Results: miR-497-5p was significantly downregulated in exosomes from septic shock patients and exhibited an inverse correlation with PD-L1 expression. Silencing miR-497-5p in lung epithelial cells led to increased secretion of PD-L1-enriched exosomes, which promoted Foxp3⁺ Treg differentiation in CD4⁺ T cells. This effect was abolished by anti-PD-L1 antibody treatment. Mechanistically, miR-497-5p directly targeted PD-L1, suppressing its protein expression. Exosomal PD-L1 activated the SHP-1/STAT3/RORγt axis via PD-1 membrane engagement and was also internalized into CD4⁺ T cells, where it bound to PIAS3, inhibited its ubiquitination, and enhanced STAT3 SUMOylation. This dual mechanism resulted in RORγt downregulation and FOXP3 induction.
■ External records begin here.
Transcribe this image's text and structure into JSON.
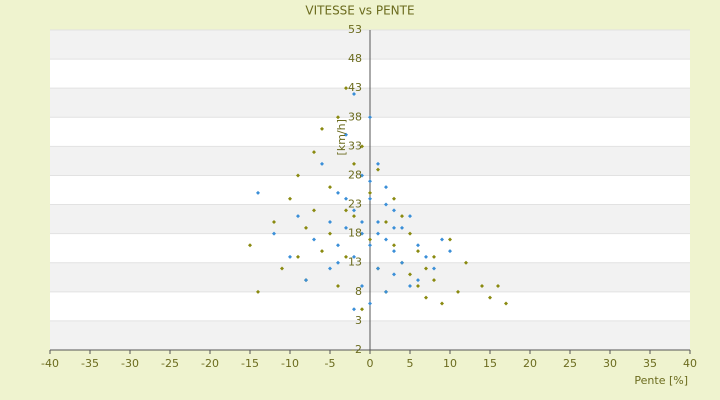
{
  "chart_data": {
    "type": "scatter",
    "title": "VITESSE vs PENTE",
    "x_label": "Pente [%]",
    "y_label": "[km/h]",
    "xlim": [
      -40,
      40
    ],
    "xticks": [
      -40,
      -35,
      -30,
      -25,
      -20,
      -15,
      -10,
      -5,
      0,
      5,
      10,
      15,
      20,
      25,
      30,
      35,
      40
    ],
    "ylim": [
      -2,
      53
    ],
    "yticks": [
      -2,
      3,
      8,
      13,
      18,
      23,
      28,
      33,
      38,
      43,
      48,
      53
    ],
    "grid": true,
    "series": [
      {
        "color": "#8a8a10",
        "x": [
          -15,
          -14,
          -12,
          -11,
          -10,
          -9,
          -9,
          -8,
          -8,
          -7,
          -7,
          -6,
          -6,
          -5,
          -5,
          -4,
          -4,
          -3,
          -3,
          -2,
          -2,
          -1,
          -1,
          0,
          0,
          1,
          1,
          2,
          2,
          3,
          3,
          4,
          4,
          5,
          5,
          6,
          6,
          7,
          7,
          8,
          8,
          9,
          10,
          11,
          12,
          14,
          15,
          16,
          17,
          -3
        ],
        "values": [
          16,
          8,
          20,
          12,
          24,
          14,
          28,
          10,
          19,
          32,
          22,
          15,
          36,
          18,
          26,
          9,
          38,
          43,
          14,
          30,
          21,
          5,
          33,
          17,
          25,
          12,
          29,
          20,
          8,
          24,
          16,
          13,
          21,
          11,
          18,
          9,
          15,
          12,
          7,
          10,
          14,
          6,
          17,
          8,
          13,
          9,
          7,
          9,
          6,
          22
        ]
      },
      {
        "color": "#3b8fd8",
        "x": [
          -14,
          -12,
          -10,
          -9,
          -8,
          -7,
          -6,
          -5,
          -5,
          -4,
          -4,
          -3,
          -3,
          -2,
          -2,
          -2,
          -1,
          -1,
          -1,
          0,
          0,
          0,
          0,
          1,
          1,
          1,
          2,
          2,
          2,
          3,
          3,
          3,
          4,
          4,
          5,
          5,
          6,
          6,
          7,
          8,
          9,
          10,
          -3,
          -1,
          1,
          2,
          -4,
          0,
          3,
          -2
        ],
        "values": [
          25,
          18,
          14,
          21,
          10,
          17,
          30,
          20,
          12,
          25,
          16,
          35,
          19,
          42,
          22,
          14,
          28,
          18,
          9,
          38,
          24,
          16,
          6,
          30,
          20,
          12,
          26,
          17,
          8,
          22,
          15,
          11,
          19,
          13,
          21,
          9,
          16,
          10,
          14,
          12,
          17,
          15,
          24,
          20,
          18,
          23,
          13,
          27,
          19,
          5
        ]
      }
    ]
  }
}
Conclusions: Our study reveals a novel dual mechanism through which exosomal PD-L1 promotes Treg differentiation in sepsis and identifies miR-497-5p as a key upstream regulator of PD-L1 expression. Targeting exosomal PD-L1 or restoring miR-497-5p levels may represent promising strategies to reverse sepsis-induced immunosuppression.